Çok başarılı bir dizi olmuş. Pek umudum olmasa da belki 3.sezonu da çekerler diyorum. Bir de dkaymoy‘a katılıyorum, Jeremiah kesinlikle izlenmesi gereken bir dizi. Fakat türkçe altyazıları mevcut olmadığı için Türkiye’de pek bilinmiyor ne yazık ki
Bir de izlediğim süre boyunca düşündüm durdum ben bu Al’i nereden tanıyorum diye. Meğerse Nip/Tuck ve 24’tenmiş.
yaz boşluğunda ingiliz dizisi iyi gider düşünmüştüm , psychoville den sonra bu diziyi de listeye ekledim . yorumlara bakılırsa pişman olmayacağız!
benim de en sevdiğim postapokaliptik seri olmayı başarmıştır. karakterleri başta olmak üzere yaşananlar ve verilmesi gereken tepkiler o kadar gerçekçiydi ki sezon finallerine doğru heyecan arttıkça ben daha çok gerilirdim. keşke bitmeseydi, walking dead ten çok daha kaliteli bir diziydi ve çok daha sevilesi karakterlere sahipti, benzer konuyu işlemesine rağmen kat kat daha doluydu.
S01E01
2. tur kuşağıma aldığım dizilerden biri de bu oldu. Bundan 10-11 sene önce izlemiştim bu diziyi. Kıyamet sonrası senaryolu diziler arasında en üstlere konumlandırdığım dizilerden biridir benim. En üstteki bile olabilir hatta. Doğaüstü öğe içermeyenler arasında en iyisi sanırım deyip kapatayım bu hafıza zorlama olayını. Diziyi tekrar izleyip bitirene kadar en azından.
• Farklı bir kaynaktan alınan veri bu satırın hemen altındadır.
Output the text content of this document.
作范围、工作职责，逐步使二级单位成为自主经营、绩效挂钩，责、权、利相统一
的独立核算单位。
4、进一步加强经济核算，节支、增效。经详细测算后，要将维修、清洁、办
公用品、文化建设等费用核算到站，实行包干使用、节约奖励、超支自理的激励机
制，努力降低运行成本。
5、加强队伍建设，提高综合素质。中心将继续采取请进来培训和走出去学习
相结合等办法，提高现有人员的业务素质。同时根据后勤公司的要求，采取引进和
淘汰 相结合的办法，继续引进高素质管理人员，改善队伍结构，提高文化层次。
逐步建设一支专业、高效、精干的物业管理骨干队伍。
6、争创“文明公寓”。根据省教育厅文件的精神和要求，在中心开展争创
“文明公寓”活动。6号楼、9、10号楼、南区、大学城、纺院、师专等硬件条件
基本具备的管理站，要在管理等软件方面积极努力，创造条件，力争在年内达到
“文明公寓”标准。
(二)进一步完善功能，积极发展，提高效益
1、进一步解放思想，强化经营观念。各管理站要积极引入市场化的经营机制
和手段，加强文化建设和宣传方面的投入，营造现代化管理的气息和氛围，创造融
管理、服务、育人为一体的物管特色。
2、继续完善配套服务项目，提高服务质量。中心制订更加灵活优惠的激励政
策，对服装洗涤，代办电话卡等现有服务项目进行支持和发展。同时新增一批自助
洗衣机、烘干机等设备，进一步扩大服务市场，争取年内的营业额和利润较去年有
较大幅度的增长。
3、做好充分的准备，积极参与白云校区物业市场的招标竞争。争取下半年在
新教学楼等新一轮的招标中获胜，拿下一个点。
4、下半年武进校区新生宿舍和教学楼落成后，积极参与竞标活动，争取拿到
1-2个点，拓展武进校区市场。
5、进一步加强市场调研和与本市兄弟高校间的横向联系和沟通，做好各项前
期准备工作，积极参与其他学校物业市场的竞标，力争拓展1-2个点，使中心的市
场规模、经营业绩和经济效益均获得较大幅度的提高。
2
Paterson Joseph, Phillip Rhys Chaudhary, Paterson Joseph ve
Chahak Patel, ana kadro oyuncuları olarak kalmışlar aklımda. Max Beesley’den emin olamadım ama Zoë Tapper’ın dizideki varlığını kesinlikle unutmuşum. Nightflyers, Liar, Safe House, Mr Selfridge, Desperate Romantics, Hex, Zen falan çok sayıda dizide izledim onu aradan geçen bu 10-11 senede ve çok da severim kendisini ama meğerse onu ilk izlediğim dizi bu diziymiş.
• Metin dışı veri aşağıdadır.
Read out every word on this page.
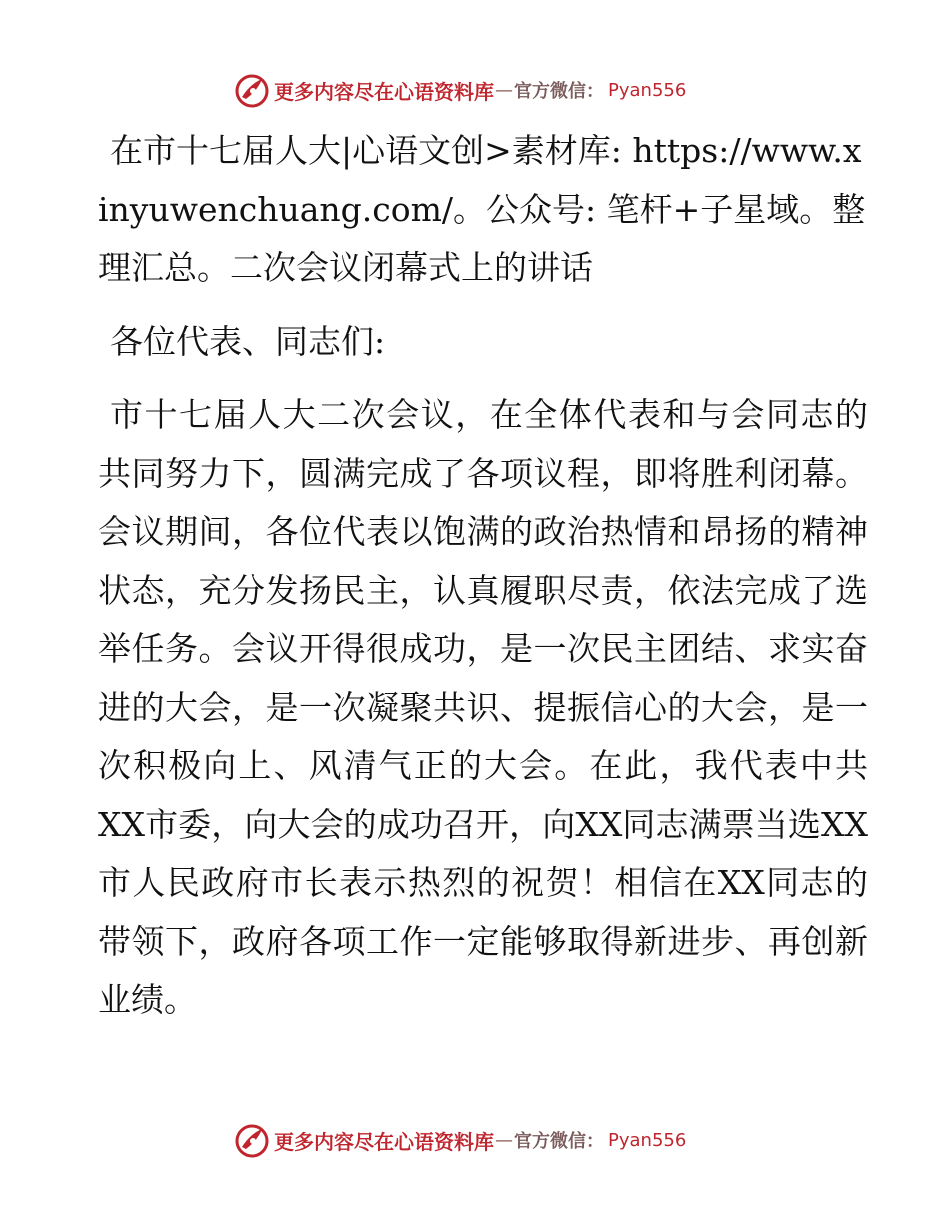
更多内容尽在心语资料库 — 官方微信： Pyan556

在市十七届人大|心语文创>素材库: https://www.xinyuwenchuang.com/。公众号: 笔杆+子星域。整理汇总。二次会议闭幕式上的讲话

各位代表、同志们:

市十七届人大二次会议，在全体代表和与会同志的共同努力下，圆满完成了各项议程，即将胜利闭幕。会议期间，各位代表以饱满的政治热情和昂扬的精神状态，充分发扬民主，认真履职尽责，依法完成了选举任务。会议开得很成功，是一次民主团结、求实奋进的大会，是一次凝聚共识、提振信心的大会，是一次积极向上、风清气正的大会。在此，我代表中共XX市委，向大会的成功召开，向XX同志满票当选XX市人民政府市长表示热烈的祝贺！相信在XX同志的带领下，政府各项工作一定能够取得新进步、再创新业绩。

更多内容尽在心语资料库 — 官方微信： Pyan556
Neyse, iyi başladık ilk bölümde. 87 dakikaydı bölüm ama sıkmadı yani. Sadece Abby’nin kısımlarında ara ara düşer gibi oldu gerçi. Al ve Najid’in kısımları en iyileriydi denebilir ayrıca.
S01E03
*Bölüm konuğu Sacha Parkinson tatlıydı baya. Nerden anımsıyorum ben bu kızı diye bakındım. Mr Selfridge dizisindenmiş.
*Bu da pas vermedi be Al! Denemeye devam.
S01E04
Abby: Yani, kalabilirmişsin aslında orada o adamla ve çocuklarla beraber. Ötekileri ne kadardır tanıyorsun ki zaten?
S01E05
*Anya: Ya sen Tom’da ne buluyor olabilirsin ki ya?
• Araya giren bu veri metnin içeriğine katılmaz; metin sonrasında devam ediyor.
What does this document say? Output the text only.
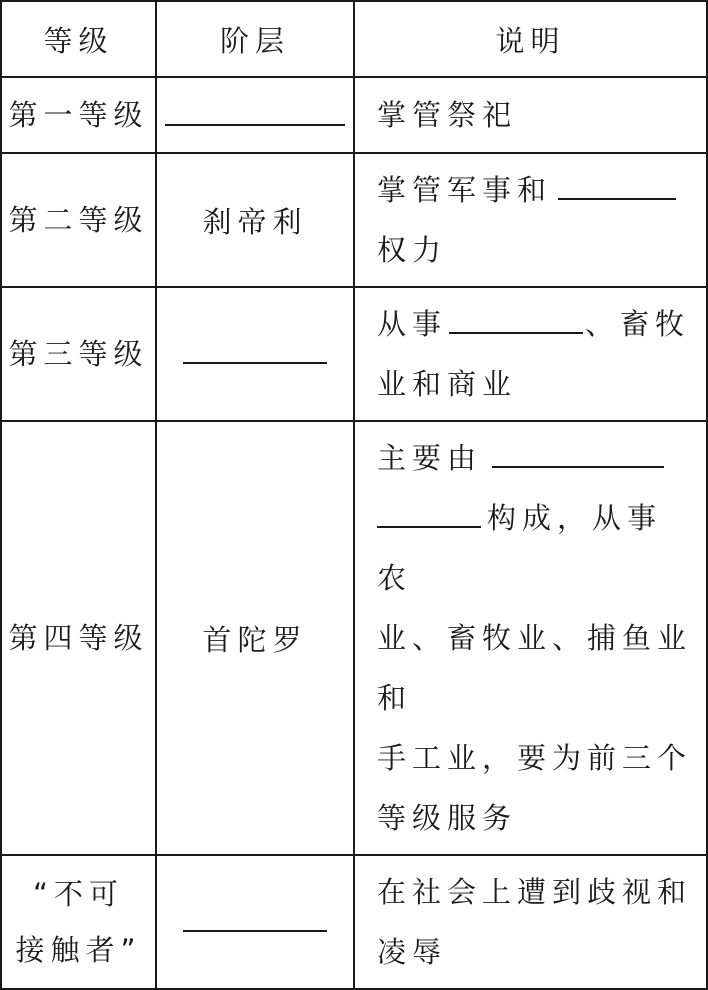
等级	阶层	说明
第一等级		掌管祭祀
第二等级	刹帝利	掌管军事和
权力
第三等级		从事 、畜牧
业和商业
第四等级	首陀罗	主要由
构成，从事农
业、畜牧业、捕鱼业和
手工业，要为前三个
等级服务
“不可
接触者”		在社会上遭到歧视和
凌辱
*Yeni dünya sonrası şefteyi yaptın en azından Al. Bu da bir şey.
S01E06 (Sezon Finali)
Mal Najid yüzünden yaşanan bir sürü gereksiz aksiyon…
Başarılı bir sezonu geride bıraktık. Boş geçen, zayıf kalan bir bölüm olmadı. Türünün en iyilerinden olarak anımsadığım kadar varmış cidden.
S02E01
*Saatlerce göçük altında oksijensiz kalmış biri göçük altından çıktıktan birkaç dakika sonra göçük altından çıkan diğer kişiye suni teneffüs yapıp onu kurtarıyor. Bilimsel gerçeklere birazcık saygı ama ya!
*Bu dizinin Sarah’ya davranış şekli hala değişemedi. Ciddi miktarda sinir bozmaya devam ediyor.
S02E05
Üzüldüm lan! Dizideki en sevdiğim karakter olurdu kendisi.
S02E06 (FİNAL)
Kötü bir bölümle açtığımız sezonu yine kötü bir bölümle kapatmış olduk. Ara bölümler ise daha izlenir durumdaydı.
1975 yılı yapımı orijinal diziye bir bakayım dedim. 2 bölüme şans verdim. 2. bölümü atlaya atlaya izledim gerçi. Fazlasıyla durağan ve de ruhsuz bir iş olmuş. Diyaloglar uzun ve ilgi çekicilikten uzak kaçmış. Karakterlerin de pek bir cazibilitesi olduğu söylenemez. Benden pas kısacası.
Karakterler demişken; 2008 versiyonundan Abby dışında karşılığı olan bir karakter yok burada. Tam Anya’yı karşılamayan bir kadın karakter var. Onun manitası ölmüştü, bunun kız kardeşi öldü. Ayrıca doktor değil bu. Sadece bencil yapısıyla ve sakat birini arkasında bırakıp gidişiyle Sarah’yı andırabilecek bir karakter var ayrıca. Erkek karakterlerin ise hiçbirinin ucundan kıyısından bile olsa bir benzerliği yok.